Thomas C. Reeves’ America’s Bishop: The Life and Times of Fulton J. Sheen is a useful new biography of one of the fascinating figures in 20th-century American culture. Drawing upon numerous interviews with many of Sheen’s associates and family members as well as personal material and private correspondence, Reeves corrects the image of Sheen as primarily an anti-Communist ideologue or an expression of 1950’s culture religion to which he has often been consigned. What emerges instead is a much more complete portrait of a complex, enigmatic figure who was ambitious, lonely, spiritual and who helped construct the public face of American Catholicism at mid-century.
Sheen’s life has all the elements of a classic American story. Born Peter John Sheen, (the Peter changed to Fulton in the first grade) in El Paso, Illinois in 1895, Sheen used his talents for study and drama to escape the rural and small-town life of his parents. College at St. Viator and then seminary in St. Paul, Minnesota provided conduits for Sheen’s youthful talents. Eventually Sheen would make it East, first as a professor of philosophy at Catholic University and later a bishop all the while achieving glamorous success in the emerging world of American mass culture as a major spokesman of the Catholic Church.
Reeves covers all the major aspects of Sheen’s public career-his years at Catholic University, his media fame, his participation in Vatican II and his late role as bishop of Rochester. But the biography sheds important new light on that career. He recounts, for instance, how Sheen became the first American to receive a postdoctoral degree from the prestigious University of Louvain. Sheen turned his dissertation into God and Intelligence in Modern Philosophy: A Critical Study in the Light of the Philosophy of St. Thomas Aquinas, a highly regarded work of neo-Thomistic philosophy at the time. But Reeves also reveals that Sheen falsely claimed that he possessed a second doctorate. He suggests this duplicity may have stemmed from Sheen’s insecurity as a Midwestern farmboy trying to prove himself in the world of Catholic intellectuals.

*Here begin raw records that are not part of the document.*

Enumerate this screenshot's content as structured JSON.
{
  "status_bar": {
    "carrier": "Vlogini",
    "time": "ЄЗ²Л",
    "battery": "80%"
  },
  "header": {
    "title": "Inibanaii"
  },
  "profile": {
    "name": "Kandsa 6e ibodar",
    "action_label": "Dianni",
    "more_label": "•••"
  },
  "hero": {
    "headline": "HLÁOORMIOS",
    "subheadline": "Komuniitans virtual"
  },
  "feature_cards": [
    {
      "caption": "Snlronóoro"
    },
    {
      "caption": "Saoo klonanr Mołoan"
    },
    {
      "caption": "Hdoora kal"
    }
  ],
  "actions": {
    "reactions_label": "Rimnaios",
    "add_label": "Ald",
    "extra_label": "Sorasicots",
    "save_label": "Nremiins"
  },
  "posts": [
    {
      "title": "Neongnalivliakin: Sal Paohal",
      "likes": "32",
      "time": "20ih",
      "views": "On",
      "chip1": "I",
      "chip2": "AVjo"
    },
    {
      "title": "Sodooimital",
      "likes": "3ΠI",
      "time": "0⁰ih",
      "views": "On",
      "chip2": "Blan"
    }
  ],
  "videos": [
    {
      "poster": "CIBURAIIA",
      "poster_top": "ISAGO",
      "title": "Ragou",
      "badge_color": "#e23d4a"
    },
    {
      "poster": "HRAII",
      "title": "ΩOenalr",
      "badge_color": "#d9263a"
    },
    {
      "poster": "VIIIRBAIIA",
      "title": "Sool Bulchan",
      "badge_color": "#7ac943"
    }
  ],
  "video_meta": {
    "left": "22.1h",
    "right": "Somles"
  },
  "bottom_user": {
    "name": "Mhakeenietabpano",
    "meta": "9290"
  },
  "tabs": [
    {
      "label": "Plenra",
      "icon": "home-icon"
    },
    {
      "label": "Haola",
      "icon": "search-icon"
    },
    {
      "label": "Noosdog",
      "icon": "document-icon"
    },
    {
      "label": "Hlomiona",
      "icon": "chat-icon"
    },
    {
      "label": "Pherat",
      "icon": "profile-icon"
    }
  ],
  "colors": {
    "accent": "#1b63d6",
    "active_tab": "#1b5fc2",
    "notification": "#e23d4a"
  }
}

Whatever his uncertainties about academic merit, by the mid-1940’s Sheen had become famous for his success winning people to Catholicism including high profile victories such as newspaper columnist Heywood Broun, the Communist Louis Budenz and Clare Booth Luce. Reeves reveals that this was no accident. For instance, Sheen was constantly on the lookout for prospective converts including showing up on the door of noted violinist Fritz Kreisler and asking him if he’d like to join the Catholic Church. Kreisler accepted the invitation and he and Sheen enjoyed a long friendship. Further, Reeves reveals that Sheen’s could tailor his conversion techniques to the needs of his growing success. His method could assume an almost assembly line character, having some candidates listen to hours of Sheen’s talks on tape and meeting with them afterwards to answer questions.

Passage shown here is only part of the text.